In the Changing Biosimilar Landscape, Canadian Rheumatology Association Updates Its Position

The Canadian Rheumatology Association (CRA) has issued an update to its position statement on biosimilars. In the document, the CRA says that evidence for the risk/benefit ratio for biosimilars is accruing rapidly, and physicians must demonstrate fiscal responsibility while providing the best care possible to individual patients.

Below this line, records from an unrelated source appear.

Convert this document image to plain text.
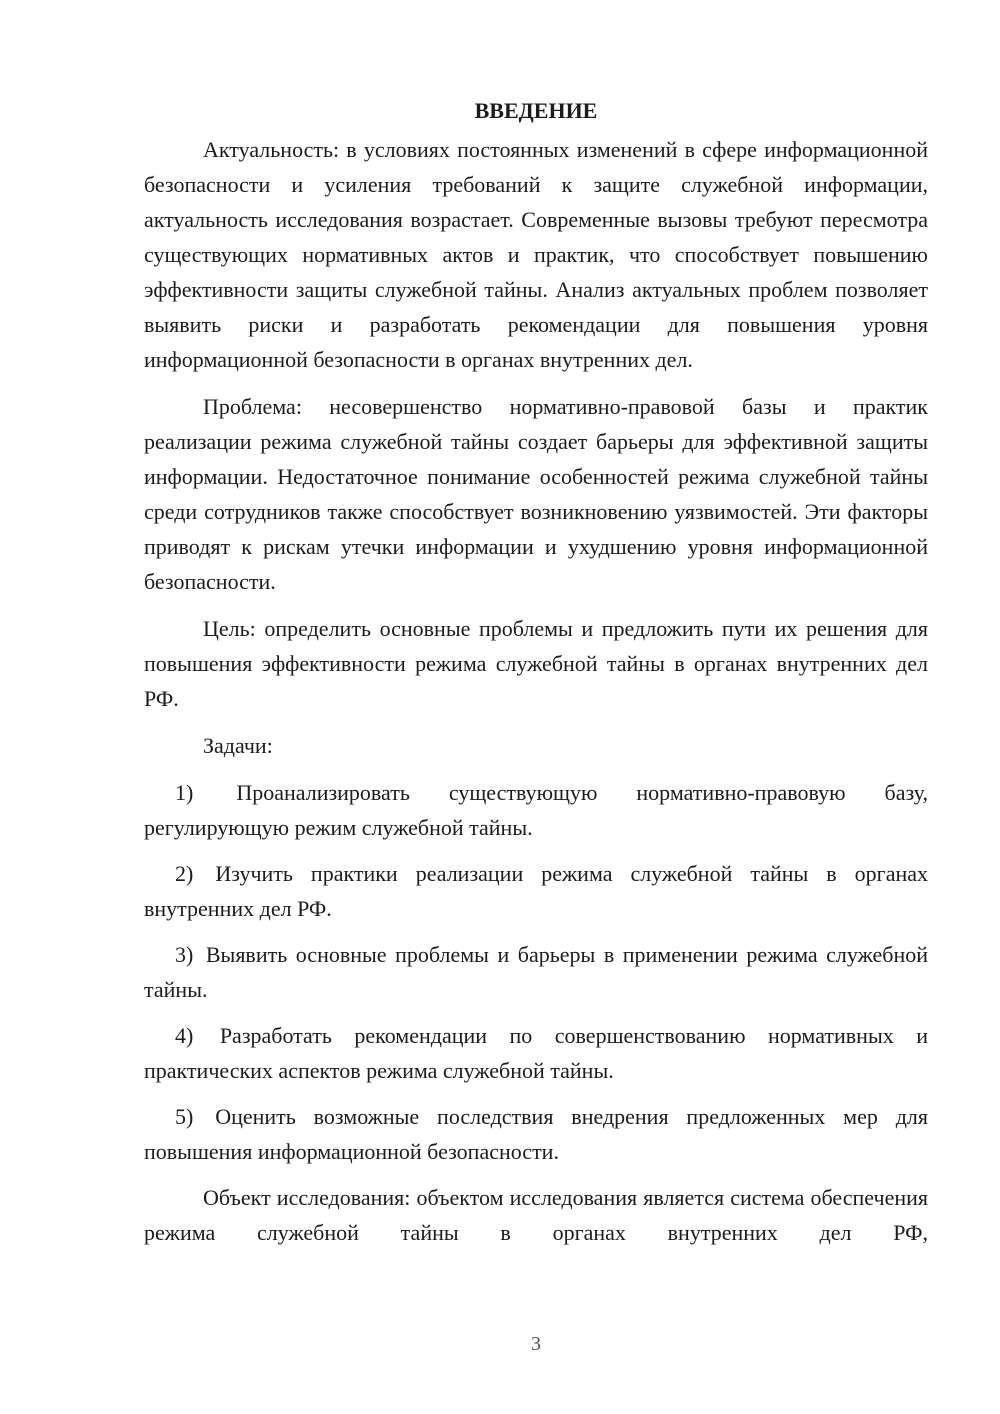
ВВЕДЕНИЕ

Актуальность: в условиях постоянных изменений в сфере информационной безопасности и усиления требований к защите служебной информации, актуальность исследования возрастает. Современные вызовы требуют пересмотра существующих нормативных актов и практик, что способствует повышению эффективности защиты служебной тайны. Анализ актуальных проблем позволяет выявить риски и разработать рекомендации для повышения уровня информационной безопасности в органах внутренних дел.

Проблема: несовершенство нормативно-правовой базы и практик реализации режима служебной тайны создает барьеры для эффективной защиты информации. Недостаточное понимание особенностей режима служебной тайны среди сотрудников также способствует возникновению уязвимостей. Эти факторы приводят к рискам утечки информации и ухудшению уровня информационной безопасности.

Цель: определить основные проблемы и предложить пути их решения для повышения эффективности режима служебной тайны в органах внутренних дел РФ.

Задачи:

1) Проанализировать существующую нормативно-правовую базу, регулирующую режим служебной тайны.

2) Изучить практики реализации режима служебной тайны в органах внутренних дел РФ.

3) Выявить основные проблемы и барьеры в применении режима служебной тайны.

4) Разработать рекомендации по совершенствованию нормативных и практических аспектов режима служебной тайны.

5) Оценить возможные последствия внедрения предложенных мер для повышения информационной безопасности.

Объект исследования: объектом исследования является система обеспечения режима служебной тайны в органах внутренних дел РФ,

3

According to the position, for patients who are new to biologic therapy, cost-effectiveness must be considered whenever there is a choice between a reference and a biosimilar product. For patients who are already taking biologics, “a respectful and informed conversation between the rheumatologist and patient” must take place before transitioning to a biosimilar option.

Substitution by anyone other than the prescriber, says the CRA, should involve notification of both the prescriber and patient, and no substitution should occur without an informed consultation of the patient. Six months, says the CRA, would be an appropriate time frame in which to carry out these discussions. Patients who have clinically relevant disease flares in the first 6 months of treatment should be allowed to change back to the reference.

If nonmedical substitution is imposed by a third party, it is imperative that there not be an interruption in patient care; access to the reference product must remain stable until the biosimilar is made available.

CRA also emphasizes that no additional costs should be incurred by the patient as a result of a transition, and it encourages drug makers to provide adequate patient support programs.

The update to the group’s position comes as Canada makes major steps toward adopting biosimilars; earlier this week, British Columbia announced that it would switch patients taking reference biologics of infliximab, etanercept, and insulin glargine for rheumatological diseases and diabetes to biosimilars within 6 months.

Furthermore, officials noted, patients who receive biologics for inflammatory bowel disease will also be switched to biosimilars, and details concerning this patient population’s switching program will be made available shortly.

Additionally, the nation’s health technology assessment body, the Canadian Agency for Drugs and Technologies in Health (CADTH), announced recently that, as of June 1, it will no longer work on reviews of biosimilars, saying that there is no longer a need to continue offering these reviews.

The current process, which had already been streamlined from a previous and more labor-intensive process, involves gathering cost information and gathering stakeholder input from patients, clinicians, and jurisdictions. Even this faster approach, says CADTH, could have the unintended effect of delaying biosimilar access, and stopping reviews of biosimilars will allow CADTH to redeploy its resources to other drug review programs.